Friday, April 19, 2013

A 1931 Review of The Waves




I was excited to read a review of The Waves from when it was first published, to get a taste of the responses Woolf herself might have read from contemporaries. While I found this review by Louis Kronenberger to be in many ways insightful and congruent with my own opinions, I also disagreed with his ultimate conclusion. Kronenberger praises Woolf’s imagist poetry, even titling the article “Poetic Brilliance in the New Novel by Mrs. Woolf,” but ends with the claim that the novel is “a very far cry…from greatness.” Despite its unique form, he argues that the novel’s themes are conventional and that “it is simply a marvelous description, it is not quite vision.”

This critique functions on a distinction between form and content, with content being of primary value. However, I do not believe the two are quite as distinct as Kronenberger makes them out to be. Her form is part of the content, communicating an essence, a mood, an emotion, a state of being. Take for instance her description of Rhoda’s terror in the first section of the novel:

“The others look; they look with understanding. Louis writes; Susan writes; Neville writes; Jinny writes; even Bernard has now begun to write. But I cannot write. I see only figures. The others are handing in their answers, one by one. Now it is my turn. But I have no answer. The others are allowed to go. They slam the door.”

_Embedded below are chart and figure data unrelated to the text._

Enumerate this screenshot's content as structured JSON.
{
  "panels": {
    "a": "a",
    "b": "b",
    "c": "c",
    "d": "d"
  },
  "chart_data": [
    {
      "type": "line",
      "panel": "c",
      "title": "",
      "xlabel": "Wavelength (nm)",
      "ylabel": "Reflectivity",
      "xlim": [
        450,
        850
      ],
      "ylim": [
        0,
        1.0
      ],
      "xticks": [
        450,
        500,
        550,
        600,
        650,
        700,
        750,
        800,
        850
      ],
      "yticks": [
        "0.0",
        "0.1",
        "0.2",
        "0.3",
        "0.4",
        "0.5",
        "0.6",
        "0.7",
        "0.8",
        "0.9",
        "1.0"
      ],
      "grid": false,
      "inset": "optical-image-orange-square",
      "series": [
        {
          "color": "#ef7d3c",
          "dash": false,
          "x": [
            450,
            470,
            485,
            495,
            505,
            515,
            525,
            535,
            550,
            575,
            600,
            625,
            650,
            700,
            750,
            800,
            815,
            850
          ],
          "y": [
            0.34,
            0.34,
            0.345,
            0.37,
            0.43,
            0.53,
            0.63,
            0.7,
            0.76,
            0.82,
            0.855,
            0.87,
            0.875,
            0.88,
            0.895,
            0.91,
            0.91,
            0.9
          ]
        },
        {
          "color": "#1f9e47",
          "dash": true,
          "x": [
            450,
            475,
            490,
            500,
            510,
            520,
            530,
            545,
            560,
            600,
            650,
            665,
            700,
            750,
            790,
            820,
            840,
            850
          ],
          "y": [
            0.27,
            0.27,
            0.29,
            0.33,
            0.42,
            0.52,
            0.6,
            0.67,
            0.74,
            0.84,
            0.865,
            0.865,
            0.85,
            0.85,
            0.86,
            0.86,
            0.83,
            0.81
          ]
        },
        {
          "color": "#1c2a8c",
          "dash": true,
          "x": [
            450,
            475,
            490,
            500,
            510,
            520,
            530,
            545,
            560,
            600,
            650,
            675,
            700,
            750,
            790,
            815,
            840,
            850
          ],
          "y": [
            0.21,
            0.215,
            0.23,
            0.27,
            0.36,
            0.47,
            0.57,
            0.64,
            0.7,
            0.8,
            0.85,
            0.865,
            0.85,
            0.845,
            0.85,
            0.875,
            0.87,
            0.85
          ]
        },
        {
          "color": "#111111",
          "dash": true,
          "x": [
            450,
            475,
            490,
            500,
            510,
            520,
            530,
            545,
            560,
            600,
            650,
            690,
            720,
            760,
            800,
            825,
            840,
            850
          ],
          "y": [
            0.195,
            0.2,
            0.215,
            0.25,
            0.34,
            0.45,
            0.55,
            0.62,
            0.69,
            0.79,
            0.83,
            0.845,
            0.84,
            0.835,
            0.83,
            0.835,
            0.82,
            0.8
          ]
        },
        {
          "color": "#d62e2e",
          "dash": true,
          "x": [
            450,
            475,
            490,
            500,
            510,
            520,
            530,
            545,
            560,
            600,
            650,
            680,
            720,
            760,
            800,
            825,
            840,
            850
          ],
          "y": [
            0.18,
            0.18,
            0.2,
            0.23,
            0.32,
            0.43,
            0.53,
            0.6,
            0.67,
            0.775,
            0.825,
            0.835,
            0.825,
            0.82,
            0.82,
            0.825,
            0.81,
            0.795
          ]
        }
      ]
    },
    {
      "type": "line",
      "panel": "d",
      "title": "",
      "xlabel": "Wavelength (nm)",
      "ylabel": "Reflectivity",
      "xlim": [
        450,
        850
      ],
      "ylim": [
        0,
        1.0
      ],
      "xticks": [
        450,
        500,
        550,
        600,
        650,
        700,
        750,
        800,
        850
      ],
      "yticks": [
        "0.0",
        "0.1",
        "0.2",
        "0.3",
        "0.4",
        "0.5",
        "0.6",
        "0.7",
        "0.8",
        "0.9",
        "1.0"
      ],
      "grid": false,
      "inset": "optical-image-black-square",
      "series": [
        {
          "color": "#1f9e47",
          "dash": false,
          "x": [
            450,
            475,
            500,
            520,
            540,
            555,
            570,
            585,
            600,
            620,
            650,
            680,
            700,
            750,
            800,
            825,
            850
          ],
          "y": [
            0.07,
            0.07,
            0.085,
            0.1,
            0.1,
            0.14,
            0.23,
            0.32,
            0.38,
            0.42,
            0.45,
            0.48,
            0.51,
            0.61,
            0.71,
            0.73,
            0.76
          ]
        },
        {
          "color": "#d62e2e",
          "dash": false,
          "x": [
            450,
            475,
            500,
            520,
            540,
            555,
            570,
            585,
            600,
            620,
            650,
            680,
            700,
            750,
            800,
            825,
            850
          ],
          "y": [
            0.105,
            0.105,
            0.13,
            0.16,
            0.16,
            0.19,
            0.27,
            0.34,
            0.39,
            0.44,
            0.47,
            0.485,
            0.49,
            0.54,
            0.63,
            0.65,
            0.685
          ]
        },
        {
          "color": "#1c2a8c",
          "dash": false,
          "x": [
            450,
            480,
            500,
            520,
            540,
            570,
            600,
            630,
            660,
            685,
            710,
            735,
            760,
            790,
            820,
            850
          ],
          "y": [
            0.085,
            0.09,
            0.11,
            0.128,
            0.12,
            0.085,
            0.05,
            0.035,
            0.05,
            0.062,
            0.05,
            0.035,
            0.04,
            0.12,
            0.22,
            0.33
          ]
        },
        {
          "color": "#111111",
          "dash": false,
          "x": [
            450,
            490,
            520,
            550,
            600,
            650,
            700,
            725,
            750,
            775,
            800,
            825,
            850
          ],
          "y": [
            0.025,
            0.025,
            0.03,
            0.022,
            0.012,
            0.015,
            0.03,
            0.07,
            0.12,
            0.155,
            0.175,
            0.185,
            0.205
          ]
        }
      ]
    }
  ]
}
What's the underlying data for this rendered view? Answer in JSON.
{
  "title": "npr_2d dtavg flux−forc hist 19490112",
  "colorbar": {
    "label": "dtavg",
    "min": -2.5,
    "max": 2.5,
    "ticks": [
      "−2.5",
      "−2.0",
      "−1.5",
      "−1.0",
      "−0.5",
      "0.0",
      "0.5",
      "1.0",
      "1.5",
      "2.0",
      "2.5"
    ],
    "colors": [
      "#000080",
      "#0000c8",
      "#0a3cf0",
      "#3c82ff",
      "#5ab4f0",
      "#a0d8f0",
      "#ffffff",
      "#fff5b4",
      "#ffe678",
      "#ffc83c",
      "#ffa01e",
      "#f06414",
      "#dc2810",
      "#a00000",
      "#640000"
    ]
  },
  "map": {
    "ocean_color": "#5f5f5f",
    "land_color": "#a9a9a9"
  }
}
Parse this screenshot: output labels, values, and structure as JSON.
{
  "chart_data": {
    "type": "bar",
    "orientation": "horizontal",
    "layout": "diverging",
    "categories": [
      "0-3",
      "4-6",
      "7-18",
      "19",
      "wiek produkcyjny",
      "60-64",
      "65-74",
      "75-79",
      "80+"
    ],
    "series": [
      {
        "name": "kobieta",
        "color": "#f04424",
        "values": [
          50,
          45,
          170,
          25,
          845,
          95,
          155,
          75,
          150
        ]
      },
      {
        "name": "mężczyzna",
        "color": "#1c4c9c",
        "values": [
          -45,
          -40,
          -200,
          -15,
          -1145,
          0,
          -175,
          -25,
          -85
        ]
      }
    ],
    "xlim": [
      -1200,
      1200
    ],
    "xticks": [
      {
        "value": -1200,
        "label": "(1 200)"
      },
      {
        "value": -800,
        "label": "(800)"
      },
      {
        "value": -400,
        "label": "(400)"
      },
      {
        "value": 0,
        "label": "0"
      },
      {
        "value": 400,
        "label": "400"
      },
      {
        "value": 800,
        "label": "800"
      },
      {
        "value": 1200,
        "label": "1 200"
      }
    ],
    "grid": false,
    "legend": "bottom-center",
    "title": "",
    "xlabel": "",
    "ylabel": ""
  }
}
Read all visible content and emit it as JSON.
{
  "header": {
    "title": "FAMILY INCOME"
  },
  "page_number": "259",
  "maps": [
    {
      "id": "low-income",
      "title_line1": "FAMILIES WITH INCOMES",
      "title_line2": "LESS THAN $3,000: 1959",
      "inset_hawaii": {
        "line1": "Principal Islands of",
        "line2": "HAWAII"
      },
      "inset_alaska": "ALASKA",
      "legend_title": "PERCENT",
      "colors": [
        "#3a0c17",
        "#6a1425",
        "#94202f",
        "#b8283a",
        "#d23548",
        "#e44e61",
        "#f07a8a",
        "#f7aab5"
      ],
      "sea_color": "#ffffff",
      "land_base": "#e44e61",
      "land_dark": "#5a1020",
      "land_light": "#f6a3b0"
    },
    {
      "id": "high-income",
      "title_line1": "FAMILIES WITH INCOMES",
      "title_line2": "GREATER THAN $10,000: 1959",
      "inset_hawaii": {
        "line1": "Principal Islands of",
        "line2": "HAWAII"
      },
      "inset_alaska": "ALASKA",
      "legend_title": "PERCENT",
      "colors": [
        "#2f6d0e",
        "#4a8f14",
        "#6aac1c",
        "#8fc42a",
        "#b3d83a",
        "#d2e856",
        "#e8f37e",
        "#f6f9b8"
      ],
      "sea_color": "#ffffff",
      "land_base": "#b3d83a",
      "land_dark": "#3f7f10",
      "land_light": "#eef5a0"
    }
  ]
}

The simplicity, the step by step description of this passage, brilliantly captures the slow, steady weight of being trapped in fear, confusion and humiliation in a classroom. It immediately brought me back to my days in kindergarten, left struggling over math problems when the rest of the class had finished and gone to recess. The ability to perfectly capture such an experience, seemingly mundane though it may be, is to me a feat of greatness.

Kronenberger claims that Woolf “is not really concerned in The Waves with people, she is hardly concerned in the prosaic sense with humanity: she is only concerned with the symbols, the poetic symbols, of life--the changing seasons, day and night, bread and wine, fire and cold, time and space, birth and death and change.”  When I first read this comment, I felt it to be entirely accurate, but upon further reflection I feel that while The Waves is indeed concerned with “the poetic symbols of life,” it is through these symbols that she does capture humanity. He complains that “it is always sensibility [Woolf] has, never passion; we never get, in a mystical flash, the universe.” But of course, in a novel titled The Waves, there is no flash; for Woolf, life is not a flash. We do, however, get a deeply moving and carefully paced portrait of the tides of life, a macro image of the passage of time.